As a child, I had engaged in small wood whittling projects, but had never done any woodworking that involved big materials (like a 9-foot 2×4), or proper functionality.

The idea for the bench came divinely inspired. One late June day, an inner voice whispered, “craft a bench made of wood.”

I found the Williams Sonoma-inspired design for the DIY bench project online (shout out to DIY Candy), and planned out all the materials I’d need to get started. I enjoyed curiosity about the box joint method I’d use to affix the pieces; I felt confident it would amount in a sturdy product.

In this way, for the width part of the bench (the part where one sits), you stack alternating long and slightly shorter pieces together to create a sort of hinge for a sturdier design.

Fortunately, my partner has a bunch of really cool tools in his garage. For example, he taught me how to use his miter saw, which I previously knew nothing about.

In addition to the miter saw, I used big C-clamps to hold the wood pieces together. After much deliberating and research, I chose which glue would be best.

About half-point through the process, I messed up the 2×4 measurements, and faced momentary frustration.

However, on the path toward a more authentic life, we should always recall: Every interesting problem has some type of solution.

The entire bench project, including all the sanding and finishing, took several days to complete. Satisfaction and pride were the results.

Big projects like this change us. They somehow make us realize we’re better than we thought we were.

Consider wearing overalls; it’s great fun.

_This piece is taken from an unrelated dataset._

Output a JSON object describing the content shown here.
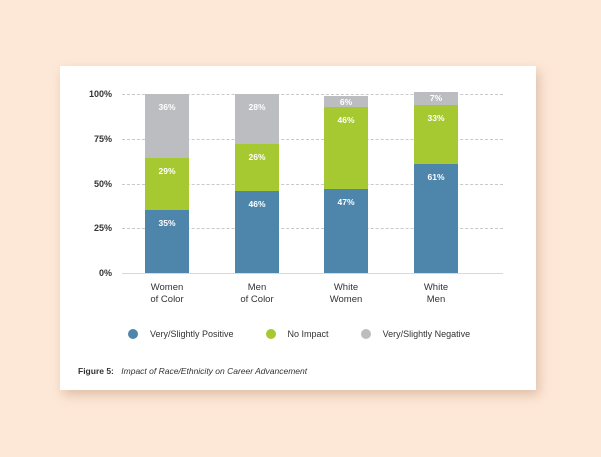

Your turn toward creative authenticity:

Pro tip: You don’t have to visit the local lumber center to live out your authentic delight, of course. But I’m sure you’re aware of something that would please you to get started.

Get quiet enough to listen for those divine voices, or journal out some ideas about a creative endeavor that could pull you into the land of imagination for any amount of time you can spare. I recommend giving meditation a try!

Hint: Don’t forget to use your hands somehow!

If you need a few writing prompts to get you started, try these:

  • When do you feel most excited about something that you make? (cooking, decorating, planning, painting, music, etc.). Be creative about what “creativity” means to you. Recall, it’s anything that requires solving interesting problems.
  • What activity makes you feel like a child, and why or how?
  • What did you most like to do as a child? Why did you give it up?
  • What activities do you look most forward to? Why?
  • What do you do that allows you to lose track of time in the best way? Is there a reason you don’t do more of this activity?